Pengaruh Laju Alir terhadap Kinerja Kolom dalam Proses Biosorpsi Ion Merkuri (Hg) Menggunakan Kolom Fixed Bed

Abstract

Heavy metal ions; including copper, cadmium, zinc, lead, mercury, chromium and nickel; in groundwater and industrial waste water can cause serious problems because it is carcinogenic and toxic to human health. Among the various processes for purifying heavy metal wastes, biosorption which involves binding of pollutant loads at the interface through physical or chemical bonding, offers better performance and less problems compared to other advanced processes. Biosorption also offers an economical solution by developing biosorbents at a much lower cost. Indonesia is the largest coconut producing country in the world, so the coconut coir produced is also quite large and is still underutilized. In selecting a biosorbent, it is carried out based on the pore surface area of the adsorbed substance. In this case, the material that meets is coconut coir.
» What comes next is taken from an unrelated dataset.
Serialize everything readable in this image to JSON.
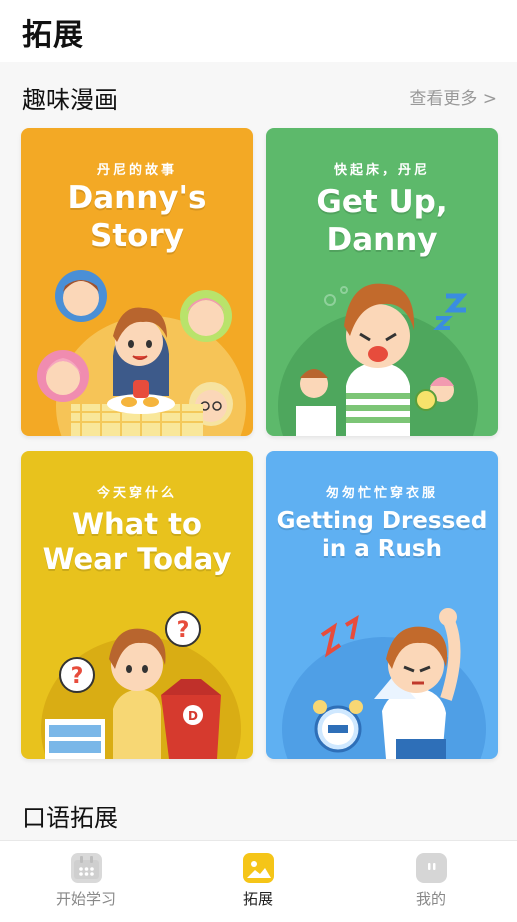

The purpose of this study was to determine the effect of variations in flow rates on the performance of the kinetics of the biosorption column in the absorption of mercury. This research was conducted by immersing the biosorbent with NaOH and without NaOH immersion. Variations of the flow rate used were 5.10, 15.20 and 25 mL/minute. The results of the Fourier-Transformer Infrared (FTIR) analysis show that biosorbents with NaOH immersion have larger pores. And the analysis of the Scanning Electron Microscope - Energy Dispersive Spectroscopy (SEM-EDS) shows that the biosorbent with NaOH immersion has new elements, namely Si and Na. The percentage of Ct/C0 ratio at 240 minutes using biosorbent without NaOH immersion at the flow rates used were 5.10, 15.20 and 25 mL/minute respectively 35.41%, 0.50%; 2.98 %; 12.06%; and 91.86%, while the biosorbents with NaOH immersion were respectively 1.18%; 13.28 %; 7.56 %; 84.7 %; and 12.40%. In the adsorption column, the highest value of the linear regression coefficient was in biosorption using biosorbent with NaOH at a flow rate of 20 mL/minute in the Yoon-Nelson model with a value of R2 = 0.9331.